猫もそれは感じていたのか、返事をせずにプイッと視線を逸らした。
「ペンギンの話はそれくらいにして頂いて、用がなければ帰りたいのですが?」
「本題がまだですよ」
私を挟んで、睨む先輩と不敵に笑う魔塔主の間に火花が飛び散る。
触れたら火傷しそう……。
「座りなさい」
魔塔主に促されて、先輩が溜息を吐きながらペンギンとは逆の私の隣に腰掛けた。
扉、破壊されたままだけど、このまま話を続けるんだ……。
「私はあなた達二人の結婚に反対はしませんよ。むしろあなた達の手助けしようと考えています」
どうして魔塔主が私と先輩の恋愛に関与してくるんだろう?
先輩のお父さんの大公からなにか言われたのだろうか?
「大公家の役目を考えれば、純粋覚醒した彼女は終止符になる可能性を秘めていますからね」
「俺は彼女を大公家の都合で利用するつもりはありません」
「しかしあなたが結婚すれば、自ずとあなたと彼女の子どもは大公子になるのですよ?」
「前に言いましたよね。

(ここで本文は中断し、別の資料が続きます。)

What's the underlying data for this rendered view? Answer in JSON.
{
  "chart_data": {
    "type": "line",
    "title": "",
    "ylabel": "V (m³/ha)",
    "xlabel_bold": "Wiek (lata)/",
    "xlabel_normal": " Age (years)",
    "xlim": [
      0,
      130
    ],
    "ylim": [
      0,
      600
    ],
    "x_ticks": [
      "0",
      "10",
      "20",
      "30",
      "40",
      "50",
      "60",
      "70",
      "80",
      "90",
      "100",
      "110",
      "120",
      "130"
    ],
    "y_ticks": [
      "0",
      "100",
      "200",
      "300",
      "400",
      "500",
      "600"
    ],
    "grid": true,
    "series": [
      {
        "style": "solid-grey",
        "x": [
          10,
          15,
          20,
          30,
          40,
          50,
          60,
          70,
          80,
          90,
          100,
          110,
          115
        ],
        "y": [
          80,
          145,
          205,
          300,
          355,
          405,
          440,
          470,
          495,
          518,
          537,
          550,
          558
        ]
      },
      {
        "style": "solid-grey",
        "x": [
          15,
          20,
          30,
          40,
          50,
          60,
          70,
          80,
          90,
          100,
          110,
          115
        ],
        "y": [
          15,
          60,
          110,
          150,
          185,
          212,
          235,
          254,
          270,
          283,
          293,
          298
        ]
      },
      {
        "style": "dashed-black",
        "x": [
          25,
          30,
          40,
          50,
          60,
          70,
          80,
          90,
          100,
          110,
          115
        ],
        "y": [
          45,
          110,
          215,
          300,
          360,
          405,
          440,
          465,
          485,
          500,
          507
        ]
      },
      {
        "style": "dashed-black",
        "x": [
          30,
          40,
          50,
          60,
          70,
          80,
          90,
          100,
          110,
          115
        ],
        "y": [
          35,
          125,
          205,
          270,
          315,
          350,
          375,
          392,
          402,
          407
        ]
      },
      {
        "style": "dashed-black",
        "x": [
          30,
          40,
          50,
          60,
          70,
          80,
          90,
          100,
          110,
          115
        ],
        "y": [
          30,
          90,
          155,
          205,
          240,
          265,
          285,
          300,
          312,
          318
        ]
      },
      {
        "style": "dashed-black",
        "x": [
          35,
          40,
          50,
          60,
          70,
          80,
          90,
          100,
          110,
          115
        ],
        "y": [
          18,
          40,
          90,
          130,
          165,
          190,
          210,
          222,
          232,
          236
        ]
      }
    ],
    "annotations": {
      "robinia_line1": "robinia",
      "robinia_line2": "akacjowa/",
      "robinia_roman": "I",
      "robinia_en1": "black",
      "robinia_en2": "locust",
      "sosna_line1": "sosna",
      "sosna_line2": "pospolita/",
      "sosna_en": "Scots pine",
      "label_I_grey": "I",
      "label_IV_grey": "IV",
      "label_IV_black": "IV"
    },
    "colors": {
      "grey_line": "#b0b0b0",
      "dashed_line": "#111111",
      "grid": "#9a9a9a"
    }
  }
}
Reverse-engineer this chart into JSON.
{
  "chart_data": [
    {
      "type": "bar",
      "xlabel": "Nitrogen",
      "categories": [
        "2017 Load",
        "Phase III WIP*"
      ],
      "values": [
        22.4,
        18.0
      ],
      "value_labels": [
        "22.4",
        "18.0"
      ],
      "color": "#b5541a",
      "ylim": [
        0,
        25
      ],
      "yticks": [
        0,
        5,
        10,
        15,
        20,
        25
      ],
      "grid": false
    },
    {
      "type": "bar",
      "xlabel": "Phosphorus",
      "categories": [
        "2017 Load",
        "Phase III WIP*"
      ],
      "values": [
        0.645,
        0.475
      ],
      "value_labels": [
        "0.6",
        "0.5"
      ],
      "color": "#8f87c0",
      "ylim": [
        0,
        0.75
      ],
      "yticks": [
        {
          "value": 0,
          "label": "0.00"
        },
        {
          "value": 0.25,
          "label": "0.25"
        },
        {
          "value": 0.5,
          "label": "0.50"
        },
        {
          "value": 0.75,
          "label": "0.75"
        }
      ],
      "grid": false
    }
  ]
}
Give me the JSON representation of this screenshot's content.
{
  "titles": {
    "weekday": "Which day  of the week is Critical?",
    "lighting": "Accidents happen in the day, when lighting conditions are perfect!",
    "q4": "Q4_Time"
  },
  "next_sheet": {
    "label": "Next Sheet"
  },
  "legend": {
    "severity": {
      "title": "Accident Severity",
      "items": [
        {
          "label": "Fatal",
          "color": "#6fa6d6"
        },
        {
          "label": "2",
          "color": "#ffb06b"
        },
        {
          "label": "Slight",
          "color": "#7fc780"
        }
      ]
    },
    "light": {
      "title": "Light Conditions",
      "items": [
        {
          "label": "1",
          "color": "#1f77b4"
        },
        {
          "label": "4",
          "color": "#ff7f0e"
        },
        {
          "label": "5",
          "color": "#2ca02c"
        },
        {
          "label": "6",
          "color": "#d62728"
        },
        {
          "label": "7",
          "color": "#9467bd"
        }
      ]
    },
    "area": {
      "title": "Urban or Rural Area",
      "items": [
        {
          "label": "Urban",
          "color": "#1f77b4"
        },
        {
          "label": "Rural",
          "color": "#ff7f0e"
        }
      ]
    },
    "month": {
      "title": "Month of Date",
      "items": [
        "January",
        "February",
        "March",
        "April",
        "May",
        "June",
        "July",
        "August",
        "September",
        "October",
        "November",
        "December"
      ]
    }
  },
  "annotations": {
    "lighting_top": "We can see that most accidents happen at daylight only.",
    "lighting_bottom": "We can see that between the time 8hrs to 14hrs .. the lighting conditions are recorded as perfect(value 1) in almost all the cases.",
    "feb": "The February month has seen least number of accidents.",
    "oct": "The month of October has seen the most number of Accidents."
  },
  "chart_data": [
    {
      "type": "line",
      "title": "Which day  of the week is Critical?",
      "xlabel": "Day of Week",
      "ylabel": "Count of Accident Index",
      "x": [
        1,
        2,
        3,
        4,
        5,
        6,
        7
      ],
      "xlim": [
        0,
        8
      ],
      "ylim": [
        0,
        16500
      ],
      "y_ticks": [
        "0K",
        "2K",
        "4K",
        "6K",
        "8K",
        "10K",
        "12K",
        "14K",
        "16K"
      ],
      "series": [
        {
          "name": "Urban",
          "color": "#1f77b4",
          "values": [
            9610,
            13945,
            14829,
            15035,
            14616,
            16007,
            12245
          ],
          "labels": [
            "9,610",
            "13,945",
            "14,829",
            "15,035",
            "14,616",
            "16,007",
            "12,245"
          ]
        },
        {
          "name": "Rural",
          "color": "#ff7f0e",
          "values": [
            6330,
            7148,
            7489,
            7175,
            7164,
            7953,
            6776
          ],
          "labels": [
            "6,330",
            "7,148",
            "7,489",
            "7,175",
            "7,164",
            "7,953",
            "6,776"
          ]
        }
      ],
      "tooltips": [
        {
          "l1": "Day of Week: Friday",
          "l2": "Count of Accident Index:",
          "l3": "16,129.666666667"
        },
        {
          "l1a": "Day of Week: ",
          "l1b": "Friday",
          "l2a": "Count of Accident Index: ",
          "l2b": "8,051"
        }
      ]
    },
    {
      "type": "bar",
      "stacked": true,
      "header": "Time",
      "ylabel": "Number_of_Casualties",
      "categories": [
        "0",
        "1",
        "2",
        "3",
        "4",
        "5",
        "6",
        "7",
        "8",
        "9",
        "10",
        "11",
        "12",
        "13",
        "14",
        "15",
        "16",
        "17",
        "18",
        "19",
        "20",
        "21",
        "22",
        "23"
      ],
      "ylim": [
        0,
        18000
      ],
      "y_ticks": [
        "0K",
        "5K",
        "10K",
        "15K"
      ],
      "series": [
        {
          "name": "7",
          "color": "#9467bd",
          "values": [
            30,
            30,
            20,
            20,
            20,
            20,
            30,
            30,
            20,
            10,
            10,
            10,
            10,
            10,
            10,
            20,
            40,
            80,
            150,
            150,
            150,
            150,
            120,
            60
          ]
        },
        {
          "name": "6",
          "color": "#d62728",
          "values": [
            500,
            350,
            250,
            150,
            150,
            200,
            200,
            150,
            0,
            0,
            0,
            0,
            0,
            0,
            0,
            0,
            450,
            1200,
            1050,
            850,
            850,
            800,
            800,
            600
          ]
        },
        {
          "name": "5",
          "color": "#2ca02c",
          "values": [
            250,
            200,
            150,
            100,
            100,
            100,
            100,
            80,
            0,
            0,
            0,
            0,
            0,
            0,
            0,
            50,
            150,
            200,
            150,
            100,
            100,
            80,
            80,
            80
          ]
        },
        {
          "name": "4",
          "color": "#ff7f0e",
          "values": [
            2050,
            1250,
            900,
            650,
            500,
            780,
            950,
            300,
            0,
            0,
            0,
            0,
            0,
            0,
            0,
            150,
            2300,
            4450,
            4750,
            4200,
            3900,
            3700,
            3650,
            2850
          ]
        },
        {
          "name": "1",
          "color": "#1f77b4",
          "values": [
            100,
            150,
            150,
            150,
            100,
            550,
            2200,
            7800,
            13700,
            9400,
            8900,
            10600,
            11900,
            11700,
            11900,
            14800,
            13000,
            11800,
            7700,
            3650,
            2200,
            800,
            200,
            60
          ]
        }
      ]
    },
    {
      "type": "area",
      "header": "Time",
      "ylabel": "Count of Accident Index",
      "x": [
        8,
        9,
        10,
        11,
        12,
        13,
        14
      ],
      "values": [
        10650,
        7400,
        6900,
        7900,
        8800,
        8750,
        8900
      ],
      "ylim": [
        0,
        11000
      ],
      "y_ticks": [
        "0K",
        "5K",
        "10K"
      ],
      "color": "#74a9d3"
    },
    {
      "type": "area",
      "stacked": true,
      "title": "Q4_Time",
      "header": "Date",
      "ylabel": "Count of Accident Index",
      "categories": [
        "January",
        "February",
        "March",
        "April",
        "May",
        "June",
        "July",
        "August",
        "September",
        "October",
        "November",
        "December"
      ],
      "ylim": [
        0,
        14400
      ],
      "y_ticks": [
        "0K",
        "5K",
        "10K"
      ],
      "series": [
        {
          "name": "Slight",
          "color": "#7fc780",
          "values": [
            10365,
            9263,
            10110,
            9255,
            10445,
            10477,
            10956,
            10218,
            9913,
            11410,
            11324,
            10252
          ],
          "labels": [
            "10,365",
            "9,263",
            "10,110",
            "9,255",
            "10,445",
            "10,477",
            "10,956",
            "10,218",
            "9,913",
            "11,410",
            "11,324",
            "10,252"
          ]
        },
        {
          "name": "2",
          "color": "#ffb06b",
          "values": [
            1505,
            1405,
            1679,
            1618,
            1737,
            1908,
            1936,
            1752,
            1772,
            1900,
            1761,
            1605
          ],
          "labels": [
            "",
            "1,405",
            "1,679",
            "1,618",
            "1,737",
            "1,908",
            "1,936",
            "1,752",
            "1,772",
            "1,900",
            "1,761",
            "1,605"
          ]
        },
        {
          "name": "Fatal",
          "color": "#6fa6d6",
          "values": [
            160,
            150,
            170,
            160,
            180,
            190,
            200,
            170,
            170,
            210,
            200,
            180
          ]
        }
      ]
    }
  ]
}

身分など捨てられると」
言い合う二人を目で追う。
なになに?
なんだか当事者同士の問題として話をしているように聞こえるんだけど?
「あなたが大公子としての役目を果たせないのでしたら、彼女は王のもとに嫁がせるしかなくなりますが、よろしいのですか?」
それまで穏やかだった魔塔主の声が低くなった。
隣から歯を噛みしめる音が聞こえてくる。
どうしよう……先輩を助けられるなにか……なにか……。
「あの!」
私が手を挙げると二人の視線が私に向く。
「事情はよく分かりませんが……どんな強制力が加わろうとも、私は先輩以外の人と結婚するつもりはありませんから!」
私の堂々宣言に、先輩の顔は真っ赤に染まり、魔塔主は目を丸くしたのだった。